Master of suspense: Alfred Hitchcock

Master of suspense: Alfred Hitchcock

I DO LIKE a good, scary film. Not those drenched in blood and gore. I like to be kept pleasantly on the edge of my seat. I want a gripping tale, excitingly told, and the master of this is definitely Alfred Hitchcock.

The perfect Hitchcock film has a first-class story with plenty of suspense, lashings of style, and the odd dash of humour. From a young age, I loved being quietly terrified as I sat entranced by these films.

They usually tell of an ordinary person who starts off going quietly about his or her business, then suddenly is on a rollercoaster ride. No one portrays this more brilliantly than James Stewart. In several Hitchcock films, he plays a man who becomes increasingly confused by the situations he finds himself in.

At the other end of the scale is Cary Grant. He also finds himself at the centre of something unsettling, but there is a hint of suspicion about him. He is always impeccably dressed, even when, as in North By Northwest, he is clambering across the stony faces of Mount Rushmore.

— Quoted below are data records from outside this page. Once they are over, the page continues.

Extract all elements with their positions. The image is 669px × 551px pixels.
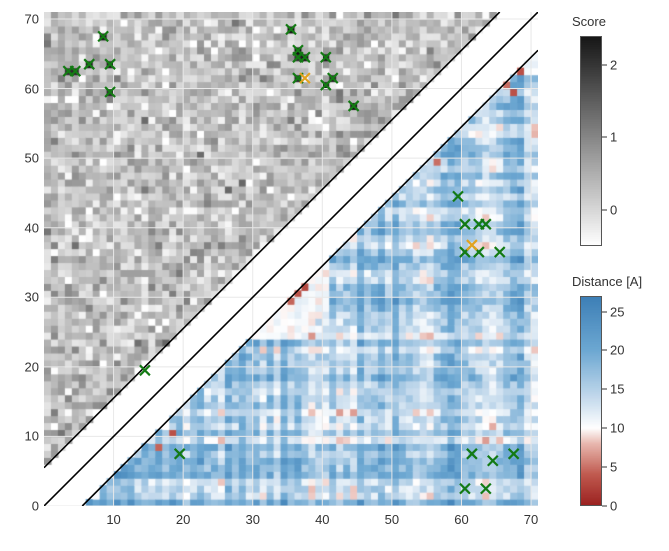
y-tick-label: 60 bbox=[14, 81, 39, 96]
colorbar-score-tick-label: 1 bbox=[610, 130, 617, 145]
colorbar-distance-tick-label: 5 bbox=[610, 460, 617, 475]
colorbar-distance-tick-mark bbox=[602, 311, 607, 312]
colorbar-distance-tick-mark bbox=[602, 428, 607, 429]
colorbar-score-tick-mark bbox=[602, 209, 607, 210]
colorbar-distance-tick-label: 20 bbox=[610, 343, 624, 358]
colorbar-score-tick-label: 0 bbox=[610, 202, 617, 217]
colorbar-distance-tick-label: 0 bbox=[610, 499, 617, 514]
x-tick-label: 20 bbox=[176, 512, 190, 527]
main-plot bbox=[44, 12, 538, 506]
x-tick-label: 10 bbox=[106, 512, 120, 527]
y-tick-label: 30 bbox=[14, 290, 39, 305]
x-tick-label: 30 bbox=[245, 512, 259, 527]
y-tick-label: 40 bbox=[14, 220, 39, 235]
colorbar-distance-tick-mark bbox=[602, 350, 607, 351]
colorbar-distance-tick-mark bbox=[602, 467, 607, 468]
x-tick-label: 50 bbox=[385, 512, 399, 527]
colorbar-score-border bbox=[580, 36, 602, 246]
y-tick-label: 10 bbox=[14, 429, 39, 444]
colorbar-score-tick-mark bbox=[602, 137, 607, 138]
colorbar-distance-tick-mark bbox=[602, 506, 607, 507]
figure: 10203040506070 010203040506070 Score012 … bbox=[0, 0, 669, 551]
colorbar-distance-border bbox=[580, 296, 602, 506]
x-tick-label: 70 bbox=[524, 512, 538, 527]
colorbar-score-title: Score bbox=[572, 14, 606, 29]
colorbar-distance-tick-label: 15 bbox=[610, 382, 624, 397]
x-tick-label: 40 bbox=[315, 512, 329, 527]
x-tick-label: 60 bbox=[454, 512, 468, 527]
y-tick-label: 20 bbox=[14, 359, 39, 374]
colorbar-distance-tick-mark bbox=[602, 389, 607, 390]
y-tick-label: 70 bbox=[14, 11, 39, 26]
colorbar-distance-tick-label: 25 bbox=[610, 304, 624, 319]
overlay-svg bbox=[44, 12, 538, 506]
colorbar-score-tick-mark bbox=[602, 64, 607, 65]
colorbar-distance-tick-label: 10 bbox=[610, 421, 624, 436]
colorbar-distance-title: Distance [A] bbox=[572, 274, 642, 289]
y-tick-label: 0 bbox=[14, 499, 39, 514]
colorbar-score-tick-label: 2 bbox=[610, 57, 617, 72]
y-tick-label: 50 bbox=[14, 151, 39, 166]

Often, there is a plot device concerning some stolen papers or a missing person which seems to be the centre of the story, but is just an excuse to send the hero on a dangerous journey. Hitchcock called this device the “MacGuffin”.

The 39 Steps has Robert Donat fleeing from a murder he did not commit. But it is his adventures and relationship with Madeleine Carroll that we really care about. In The Lady Vanishes, Margaret Lockwood is frantically searching for a genteel old lady who mysteriously disappears on a train. But it is her friendship with the only other person who believes her, played by Michael Redgrave, which interests us.

I would be hard-pressed to name my favourite Hitchcock film, but I have a soft spot for Rebecca. It has one of the most chillingly malevolent characters ever to appear in a film — Mrs Danvers, the housekeeper at Manderley, brilliantly played by Judith Anderson.

I love the glamour of Rear Window, and To Catch A Thief — Grace Kelly, in a parade of chic outfits, set against a backdrop of the French Riviera.

Kelly was just one in a long line of ice-cool blondes who starred in these films. Others included Kim Novak, Eva Marie Saint, and Tippi Hedren. One of the most iconic scenes in The Birds must be Hedren sitting outside a school as flocks of birds gather menacingly on a climbing frame to the sound of children singing.

The music for these films is just as important as the story. Bernard Herrmann composed some wonderfully evocative scores — the music for Psycho is almost as frightening as the film itself.

I can watch these films over and over again. For me, they are classics and never seem to lose their sparkle.